In trying to decode the curious conduct of Siminalayi Fubara since his reinstatement as governor of Rivers State—after serving a six-month suspension imposed by the “headmaster” of Nigeria’s democracy, President Bola Tinubu, and his “class captain,” Ezenwo Nyesom Wike, Minister of the FCT—I found myself revisiting the term Stockholm syndrome.
The phrase dates back to August 1973, when four employees of Kreditbanken Bank in Stockholm, Sweden, were held hostage for six days by robbers Jan-Erik Olsson and Clark Olofsson. Surprisingly, the hostages developed an emotional bond with their captors and even feared the police more than the criminals. Kristin Enmark, one of the hostages, told the Swedish Prime Minister that she trusted her captors but not the authorities.

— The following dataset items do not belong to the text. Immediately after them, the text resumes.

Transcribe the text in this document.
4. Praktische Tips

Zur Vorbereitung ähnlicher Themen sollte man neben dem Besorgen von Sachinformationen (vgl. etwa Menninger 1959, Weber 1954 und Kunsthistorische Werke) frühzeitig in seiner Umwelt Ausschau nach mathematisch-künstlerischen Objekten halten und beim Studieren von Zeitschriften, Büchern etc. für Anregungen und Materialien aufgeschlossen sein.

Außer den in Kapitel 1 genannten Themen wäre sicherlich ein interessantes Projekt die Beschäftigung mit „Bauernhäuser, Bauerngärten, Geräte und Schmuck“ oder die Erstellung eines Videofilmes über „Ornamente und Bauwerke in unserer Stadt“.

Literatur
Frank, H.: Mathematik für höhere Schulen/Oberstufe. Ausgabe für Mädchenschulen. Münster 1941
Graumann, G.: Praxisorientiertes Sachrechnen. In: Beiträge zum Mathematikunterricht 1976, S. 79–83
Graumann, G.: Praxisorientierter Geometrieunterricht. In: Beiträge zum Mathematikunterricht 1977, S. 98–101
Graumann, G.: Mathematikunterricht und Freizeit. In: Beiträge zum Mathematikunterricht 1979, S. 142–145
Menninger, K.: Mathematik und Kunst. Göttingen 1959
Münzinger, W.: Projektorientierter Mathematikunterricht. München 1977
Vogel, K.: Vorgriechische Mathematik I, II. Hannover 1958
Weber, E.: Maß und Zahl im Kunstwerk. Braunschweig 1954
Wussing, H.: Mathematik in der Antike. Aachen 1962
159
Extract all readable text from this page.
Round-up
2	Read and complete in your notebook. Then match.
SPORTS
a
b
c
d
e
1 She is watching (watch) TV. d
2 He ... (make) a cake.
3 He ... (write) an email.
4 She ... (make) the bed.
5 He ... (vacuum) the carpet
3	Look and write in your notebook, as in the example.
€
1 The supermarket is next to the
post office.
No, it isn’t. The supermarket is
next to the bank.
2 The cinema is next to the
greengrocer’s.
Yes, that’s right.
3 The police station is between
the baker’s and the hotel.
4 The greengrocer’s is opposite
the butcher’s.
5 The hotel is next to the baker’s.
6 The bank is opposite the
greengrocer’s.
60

Swedish psychiatrist and criminologist Nils Johan Bejerot later coined Stockholm syndrome to describe this baffling behaviour—victims sympathizing with their oppressors.
Today, Fubara’s behaviour appears to mirror this syndrome. Like the Stockholm hostages, he seems indebted to those who humiliated and stripped him of power, grateful for the “privilege” of resuming office, bearing the title His Excellency, and enjoying siren-blaring convoys.
His chief tormentor, Wike, even bragged on Channels Television that he could have prolonged the political “state of emergency” but chose not to. Small wonder Fubara treats his reinstatement as an act of benevolence rather than the restoration of his rightful mandate.
The six-month suspension, in effect, was not just a political punishment but a psychological reset—a calculated process to strip Fubara of any sense of independence or grandeur the governor’s office carries. By the time he returned, he was no longer triumphant but subdued, conditioned, and compliant.